Le pape Innocent XII, intéressé par cette œuvre de prosélytisme, crée un poste d'évêque coadjuteur à Strasbourg. Les pressions conjointes du roi de France et du pape, ainsi que les largesses d'Anne de Rohan-Chabot, mère de Gaston, finissent par convaincre les chanoines : candidat unique au poste, il est élu à l'unanimité, puis devient évêque à trente ans à la mort de Guillaume-Egon de Fürstenberg.

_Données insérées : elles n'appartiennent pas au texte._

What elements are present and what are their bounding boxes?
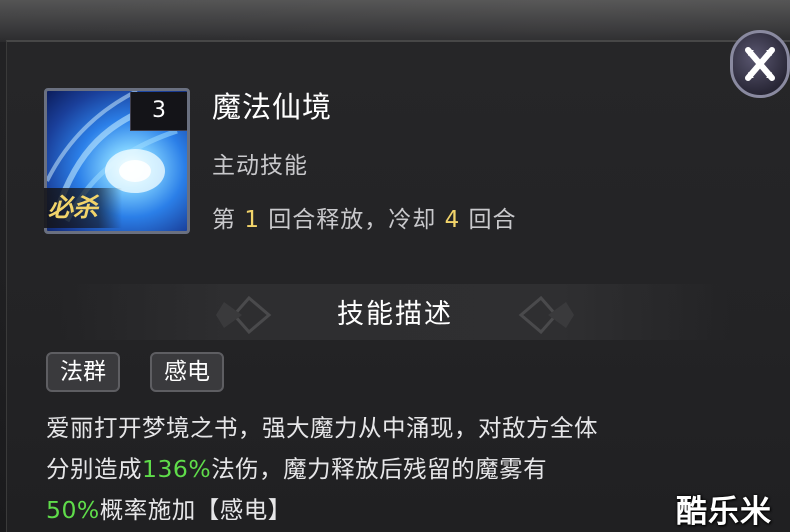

La tâche qui l'attend alors est immense. Le culte catholique n'est en effet rétabli à la cathédrale que depuis 1681, en remplacement du culte luthérien, établi à la suite d'une décision municipale de 1529. Il s'appuiera donc sur les Jésuites, arrivés dans la ville dès 1683, pour former une nouvelle génération de prêtres destinée à remplacer les pasteurs protestants formés dans les universités allemandes. Il s'attachera également à sa mission de franciser une population dont l'administration royale dénonce « la langue, les mœurs, les coutumes allemandes et républicaines. »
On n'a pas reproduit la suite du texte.